Add additional words into your list of synonyms and ignore words by Supervisr: Dictionaries
5. First N Characters
First N Characters setting allows users to specify a defined number of first characters in a field value instead of the entire text. This feature might be used to compare only area codes within a phone number field or the prefix numbers within a zip code.
Machine Learning Matching Model
Selecting Machine Learning option will open a dialog that includes the following elements:
- Name - enter a unique name for your model.
- Fields - select all the fields that should be included as part of this model. Notice that a pencil icon is shown within each field. Pressing this icon will allow you to control how the matching is done for this field.
Machine Learning Models are based on algorithms powered by machine learning. When a new model is created it will need to be Trained. Supervised Training is a process where you provide examples of the duplicates and distinct records for DataGroomr to learn and identify patterns in data based on the fields you specified.
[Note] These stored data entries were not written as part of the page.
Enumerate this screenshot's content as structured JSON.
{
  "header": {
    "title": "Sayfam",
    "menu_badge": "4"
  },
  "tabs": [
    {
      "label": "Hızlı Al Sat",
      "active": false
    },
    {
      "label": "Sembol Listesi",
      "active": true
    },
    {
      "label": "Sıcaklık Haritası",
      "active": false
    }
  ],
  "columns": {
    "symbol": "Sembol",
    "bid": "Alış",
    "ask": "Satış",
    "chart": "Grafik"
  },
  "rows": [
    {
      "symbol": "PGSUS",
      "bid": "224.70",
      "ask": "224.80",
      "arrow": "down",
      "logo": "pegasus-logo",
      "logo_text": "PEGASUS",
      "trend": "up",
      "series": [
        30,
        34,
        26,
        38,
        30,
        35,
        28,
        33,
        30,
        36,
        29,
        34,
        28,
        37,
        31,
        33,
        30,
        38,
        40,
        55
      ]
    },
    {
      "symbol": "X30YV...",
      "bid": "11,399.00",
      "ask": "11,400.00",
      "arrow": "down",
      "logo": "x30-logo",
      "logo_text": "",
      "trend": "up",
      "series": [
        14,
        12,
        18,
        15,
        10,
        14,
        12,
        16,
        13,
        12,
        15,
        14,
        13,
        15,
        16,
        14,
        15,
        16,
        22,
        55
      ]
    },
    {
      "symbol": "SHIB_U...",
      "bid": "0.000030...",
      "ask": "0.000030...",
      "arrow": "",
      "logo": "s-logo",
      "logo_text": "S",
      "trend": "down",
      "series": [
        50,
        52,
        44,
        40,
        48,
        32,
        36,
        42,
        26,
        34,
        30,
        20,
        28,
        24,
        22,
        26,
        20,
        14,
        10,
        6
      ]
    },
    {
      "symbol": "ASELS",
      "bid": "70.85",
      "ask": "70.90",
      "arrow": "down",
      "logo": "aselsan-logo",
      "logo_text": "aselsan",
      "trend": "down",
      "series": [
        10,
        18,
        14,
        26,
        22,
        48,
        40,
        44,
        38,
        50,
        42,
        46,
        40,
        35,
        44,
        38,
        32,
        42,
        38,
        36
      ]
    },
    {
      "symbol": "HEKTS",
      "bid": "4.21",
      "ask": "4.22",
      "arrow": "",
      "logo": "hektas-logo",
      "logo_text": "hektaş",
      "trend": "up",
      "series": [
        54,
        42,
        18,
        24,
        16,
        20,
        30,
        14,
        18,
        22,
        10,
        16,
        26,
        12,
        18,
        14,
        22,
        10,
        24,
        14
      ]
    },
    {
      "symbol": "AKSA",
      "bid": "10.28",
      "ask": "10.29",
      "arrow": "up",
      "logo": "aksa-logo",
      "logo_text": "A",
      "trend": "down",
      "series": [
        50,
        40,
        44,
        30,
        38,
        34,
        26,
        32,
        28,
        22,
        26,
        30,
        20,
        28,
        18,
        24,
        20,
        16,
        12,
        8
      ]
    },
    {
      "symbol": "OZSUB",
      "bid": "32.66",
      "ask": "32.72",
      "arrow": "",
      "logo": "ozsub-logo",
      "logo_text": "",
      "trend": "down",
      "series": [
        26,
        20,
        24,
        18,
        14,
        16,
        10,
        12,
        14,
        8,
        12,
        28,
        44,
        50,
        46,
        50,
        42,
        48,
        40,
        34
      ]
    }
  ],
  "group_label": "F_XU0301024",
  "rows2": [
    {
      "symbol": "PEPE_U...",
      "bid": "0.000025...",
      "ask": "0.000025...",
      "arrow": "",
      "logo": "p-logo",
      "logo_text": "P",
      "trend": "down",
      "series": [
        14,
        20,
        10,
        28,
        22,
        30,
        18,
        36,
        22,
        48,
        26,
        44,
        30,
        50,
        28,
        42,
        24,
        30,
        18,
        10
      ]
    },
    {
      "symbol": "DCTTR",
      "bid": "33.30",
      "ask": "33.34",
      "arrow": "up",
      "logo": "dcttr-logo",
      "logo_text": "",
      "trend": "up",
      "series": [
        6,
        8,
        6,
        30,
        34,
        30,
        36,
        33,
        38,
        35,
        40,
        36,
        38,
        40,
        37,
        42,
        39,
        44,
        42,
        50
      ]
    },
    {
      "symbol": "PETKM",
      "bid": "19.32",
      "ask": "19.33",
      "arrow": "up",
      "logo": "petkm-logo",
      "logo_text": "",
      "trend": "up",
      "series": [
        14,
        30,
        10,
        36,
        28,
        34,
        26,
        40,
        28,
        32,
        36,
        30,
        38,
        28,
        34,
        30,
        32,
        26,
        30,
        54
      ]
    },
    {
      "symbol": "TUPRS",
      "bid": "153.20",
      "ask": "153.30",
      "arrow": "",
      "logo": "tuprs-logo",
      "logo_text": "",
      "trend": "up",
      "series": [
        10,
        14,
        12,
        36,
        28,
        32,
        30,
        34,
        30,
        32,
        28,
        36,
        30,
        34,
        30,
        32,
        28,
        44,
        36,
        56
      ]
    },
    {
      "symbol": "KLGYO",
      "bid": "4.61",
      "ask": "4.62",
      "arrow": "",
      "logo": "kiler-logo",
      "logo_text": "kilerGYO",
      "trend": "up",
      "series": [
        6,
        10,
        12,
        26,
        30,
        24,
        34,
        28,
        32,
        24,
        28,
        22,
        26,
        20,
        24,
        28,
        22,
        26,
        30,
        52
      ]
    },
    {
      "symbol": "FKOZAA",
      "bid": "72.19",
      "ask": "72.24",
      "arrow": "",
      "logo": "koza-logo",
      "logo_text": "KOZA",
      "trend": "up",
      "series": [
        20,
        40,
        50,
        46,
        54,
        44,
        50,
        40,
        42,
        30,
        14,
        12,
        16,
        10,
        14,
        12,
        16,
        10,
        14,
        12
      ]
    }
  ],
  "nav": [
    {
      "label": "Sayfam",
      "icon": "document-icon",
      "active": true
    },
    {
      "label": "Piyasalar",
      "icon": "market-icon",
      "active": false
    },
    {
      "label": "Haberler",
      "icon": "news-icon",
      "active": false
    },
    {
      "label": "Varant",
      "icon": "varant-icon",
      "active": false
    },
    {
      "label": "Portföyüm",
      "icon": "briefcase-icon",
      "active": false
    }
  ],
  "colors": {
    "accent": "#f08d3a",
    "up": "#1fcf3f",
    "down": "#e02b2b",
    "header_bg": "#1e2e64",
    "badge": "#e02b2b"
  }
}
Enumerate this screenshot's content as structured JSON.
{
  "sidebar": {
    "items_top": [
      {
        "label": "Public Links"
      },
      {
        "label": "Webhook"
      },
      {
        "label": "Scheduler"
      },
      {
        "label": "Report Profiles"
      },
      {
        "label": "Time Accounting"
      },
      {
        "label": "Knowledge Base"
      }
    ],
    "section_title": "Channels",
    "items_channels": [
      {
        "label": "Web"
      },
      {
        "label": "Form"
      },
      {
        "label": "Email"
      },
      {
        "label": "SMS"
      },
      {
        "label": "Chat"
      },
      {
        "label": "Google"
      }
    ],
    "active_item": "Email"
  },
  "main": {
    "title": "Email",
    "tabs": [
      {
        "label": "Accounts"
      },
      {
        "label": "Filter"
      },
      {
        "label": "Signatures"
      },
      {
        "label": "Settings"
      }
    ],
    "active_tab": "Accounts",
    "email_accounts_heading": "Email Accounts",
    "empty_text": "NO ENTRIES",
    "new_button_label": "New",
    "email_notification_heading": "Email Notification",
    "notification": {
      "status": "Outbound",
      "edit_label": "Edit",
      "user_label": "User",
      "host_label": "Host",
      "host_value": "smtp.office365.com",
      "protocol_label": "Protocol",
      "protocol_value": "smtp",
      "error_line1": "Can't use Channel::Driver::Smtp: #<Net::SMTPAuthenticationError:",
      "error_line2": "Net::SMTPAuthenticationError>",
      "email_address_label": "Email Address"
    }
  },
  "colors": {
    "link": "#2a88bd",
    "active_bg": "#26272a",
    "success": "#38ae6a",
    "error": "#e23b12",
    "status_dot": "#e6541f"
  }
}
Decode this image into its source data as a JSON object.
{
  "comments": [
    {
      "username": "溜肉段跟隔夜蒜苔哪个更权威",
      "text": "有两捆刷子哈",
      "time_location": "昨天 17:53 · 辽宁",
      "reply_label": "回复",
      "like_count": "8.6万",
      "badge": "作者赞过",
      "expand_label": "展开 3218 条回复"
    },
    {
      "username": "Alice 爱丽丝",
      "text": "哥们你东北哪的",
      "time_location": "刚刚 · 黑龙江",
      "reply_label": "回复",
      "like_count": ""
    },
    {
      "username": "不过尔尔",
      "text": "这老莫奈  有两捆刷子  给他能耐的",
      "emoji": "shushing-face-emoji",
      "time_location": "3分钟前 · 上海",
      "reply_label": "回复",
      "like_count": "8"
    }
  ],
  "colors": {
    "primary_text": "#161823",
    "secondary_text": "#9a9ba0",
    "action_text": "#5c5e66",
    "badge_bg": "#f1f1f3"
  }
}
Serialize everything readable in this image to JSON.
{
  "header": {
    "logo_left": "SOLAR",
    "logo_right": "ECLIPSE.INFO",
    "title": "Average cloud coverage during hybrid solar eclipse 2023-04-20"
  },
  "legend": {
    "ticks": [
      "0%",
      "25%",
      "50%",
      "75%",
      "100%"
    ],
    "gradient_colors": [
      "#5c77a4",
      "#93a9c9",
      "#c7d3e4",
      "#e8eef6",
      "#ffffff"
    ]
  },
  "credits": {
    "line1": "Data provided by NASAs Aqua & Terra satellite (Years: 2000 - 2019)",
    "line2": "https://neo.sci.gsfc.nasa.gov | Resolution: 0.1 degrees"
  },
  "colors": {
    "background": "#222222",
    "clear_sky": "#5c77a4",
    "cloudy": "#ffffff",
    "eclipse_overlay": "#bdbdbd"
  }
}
Tip: A model may be trained multiple times to improve accuracy.
Fields
The prefilled matching type is auto selected by DataGroomr based on the type of object field and it is generally not
The following comparison types are available:
- Text - compares text values. Default comparison type;
- Short Text - compares short text values, faster than text, good examples to use it are City names and Zip Codes;
- Long Text - compares long text values like Description, preselected for TextArea field types;
- Name - compares person or company names;
- List - compares values in a list, preselected for Picklists;
- Date/Time - compares values as date and time, preselected for Date and DateTime field types;
- Number - compares numbers, preselected for price and number field types;
- Exact - checks if values are exactly the same;
Press Save to save model in Draft status or press Train button to advance to the Training stage.
Learn more: Training machine learning model
Editing an Existing Model
To Edit an existing model, select it and then press the Open button.
Classic matching model can be edited at any time. Machine learning model can be edited only while it's in a Draft state. If it's Trained then it can be trained or re-trained and another version of the trained model will be created.
Learn more: Training machine learning model
Cloning a Model
Occasionally you may need to modify or retrain an existing matching model. For example, you may need to remove or add a field. However, an existing model cannot be changed this way, but you can create a copy that can be edited.
To do this, select the rule and then press the CLONE button.
Deleting Model
A model can be deleted by selecting rule and then pressing the Trash button.
Assigning to Datasets
Classic matching models and trained machine learning models can be assigned to datasets or can be designated as default model for your organization.
From the Matching Models feature, select a model press the Assign button. Then choose the datasets to apply and press Assign button.
Good to Know: Alternatively, the same can be done using the Dataset Configuration window.
To set a model as a default, select the rule and then press the SET DEFAULT button. The green 'Default' label will be displayed next to that model.